Boehner did not answer a follow-up question on whether that would be attached to an extension or to a new farm bill.
House Agriculture Committee ranking member Collin Peterson, D-Minn., who had earlier opposed an extension, said July 26 that Senate Agriculture Committee Chair Debbie Stabenow, D-Mich., had called to ask him to support the extension, and that she and Senate Agriculture ranking member Pat Roberts, R-Kan., support this approach.
Peterson says House passage of the extension would allow staff to work during August on a conference report that would be brought up in September. He says he initially wanted an ironclad promise of a conference, but after speaking with the House Parliamentarian he was assured that "if the Senate wants a conference, Boehner can't do anything to stop it."
Open to the approach
"If the House intends to send us a bill that will be used to negotiate the Farm Bill during August, I am open to that approach," Stabenow said in an email to Agweek. "However, a short-term extension is bad for farmers and our agricultural economy. If Congress does what Congress always does and kicks the can down the road with a short-term extension, there will be no reform, direct payments will continue, we'll lose the opportunity for major deficit reduction and we'll deliver a real blow to our economic recovery. What's important is at the end of the day, we give our farmers certainty with a full farm bill and keep our agriculture economy growing."
Peterson says he is encouraging House Minority Leader Nancy Pelosi, D-Calif., House Minority Whip Steny Hoyer, D-Md., and Rep. Chris Van Hollen, D-Md., to take this approach.
"It's pretty clear Republicans can't get enough votes without me," Peterson says.
House Majority Leader Eric Cantor, R-Va., said on the House floor on July 26 that the Republicans want to address disaster aid this week, and that he hopes Hoyer will support the bill.
Hoyer says he hopes there will be a bill he can support "without making the deficit worse."
Passing a one-year extension would allow the House to avoid a floor fight over cuts to the food stamp program in an election year. House conservatives want a big cut to food stamps, while liberals want no cut at all.

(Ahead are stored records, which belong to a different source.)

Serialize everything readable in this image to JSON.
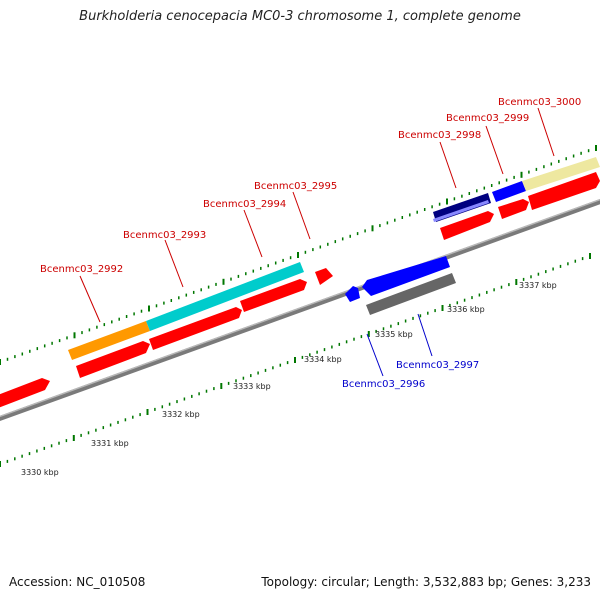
{
  "title": "Burkholderia cenocepacia MC0-3 chromosome 1, complete genome",
  "footer": {
    "accession": "Accession: NC_010508",
    "stats": "Topology: circular; Length: 3,532,883 bp; Genes: 3,233"
  },
  "colors": {
    "red": "#ff0000",
    "orange": "#ff9900",
    "cyan": "#00cccc",
    "blue": "#0000ff",
    "navy": "#000080",
    "grey": "#666666",
    "khaki": "#eee8a0",
    "backbone": "#888888",
    "tick": "#007700",
    "label_red": "#cc0000",
    "label_blue": "#0000cc"
  },
  "gene_labels": [
    {
      "id": "2992",
      "text": "Bcenmc03_2992",
      "color": "red"
    },
    {
      "id": "2993",
      "text": "Bcenmc03_2993",
      "color": "red"
    },
    {
      "id": "2994",
      "text": "Bcenmc03_2994",
      "color": "red"
    },
    {
      "id": "2995",
      "text": "Bcenmc03_2995",
      "color": "red"
    },
    {
      "id": "2996",
      "text": "Bcenmc03_2996",
      "color": "blue"
    },
    {
      "id": "2997",
      "text": "Bcenmc03_2997",
      "color": "blue"
    },
    {
      "id": "2998",
      "text": "Bcenmc03_2998",
      "color": "red"
    },
    {
      "id": "2999",
      "text": "Bcenmc03_2999",
      "color": "red"
    },
    {
      "id": "3000",
      "text": "Bcenmc03_3000",
      "color": "red"
    }
  ],
  "kbp_labels": [
    "3330 kbp",
    "3331 kbp",
    "3332 kbp",
    "3333 kbp",
    "3334 kbp",
    "3335 kbp",
    "3336 kbp",
    "3337 kbp"
  ]
}
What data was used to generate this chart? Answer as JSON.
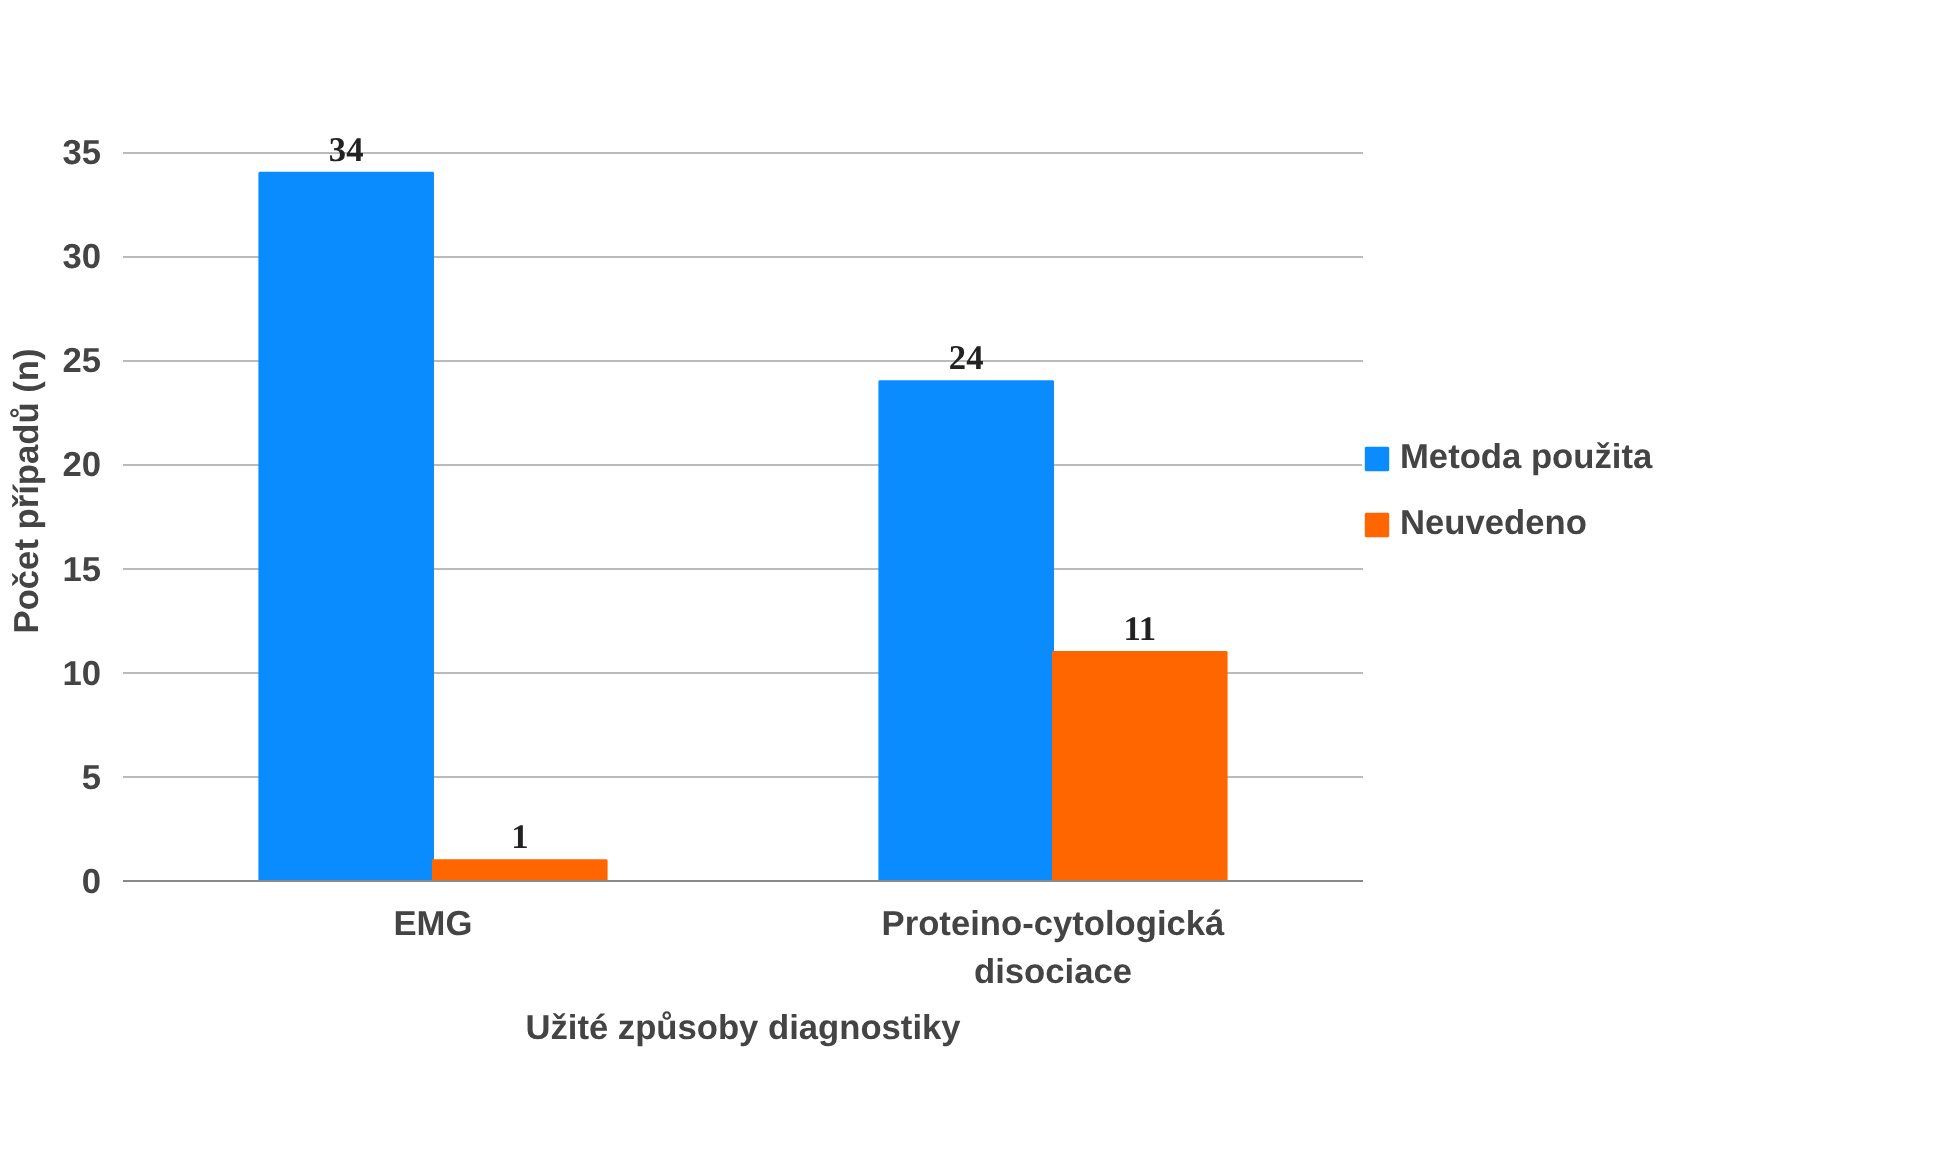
{
  "chart_data": {
    "type": "bar",
    "xlabel": "Užité způsoby diagnostiky",
    "ylabel": "Počet případů (n)",
    "categories": [
      "EMG",
      "Proteino-cytologická disociace"
    ],
    "series": [
      {
        "name": "Metoda použita",
        "color": "#0a8cff",
        "values": [
          34,
          24
        ]
      },
      {
        "name": "Neuvedeno",
        "color": "#ff6600",
        "values": [
          1,
          11
        ]
      }
    ],
    "ylim": [
      0,
      35
    ],
    "yticks": [
      0,
      5,
      10,
      15,
      20,
      25,
      30,
      35
    ],
    "grid": "y",
    "legend": "right",
    "data_labels": true
  }
}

The bill that the Senate passed and the bill that the House Agriculture Committee passed use different approaches to the commodity title. Under this scenario, the House Agriculture Committee bill, with a target-price-based commodity program option, would be dead. But presumably, the target-price program for commodity producers in the extended 2008 farm bill could be added to the Senate bill, which contains a "shallow loss" revenue program in the commodity title.
Meanwhile, Food Research and Action Center President Jim Weill told Agweek that anti-hunger advocates favor a one-year extension of the farm bill with no cuts to the food stamp program over a five-year bill.
"A process that makes sure there are no cuts in SNAP [the supplemental nutrition assistance program] this year is a good outcome for struggling families," says Weill, who heads FRAC, the most prominent national anti-hunger group.
Peterson says he is aware of FRAC's view, but believes he has "damped down" that viewpoint among House members.
The House farm bill that apparently will now not be considered on the House floor would cut food stamps by $16.5 billion over 10 years, while the Senate bill would cut $4.5 billion over 10 years. FRAC and other anti-hunger groups have opposed all cuts, but 66 senators voted against an amendment offered by Sen. Kirsten Gillibrand, D-N.Y., that would have restored the funds cut in the Senate bill.
Pressure continues to build for passage of a farm bill this year.
"Congress can and should finish its work on a 2012 farm bill," the National Sustainable Agriculture Coalition said in an email July 25.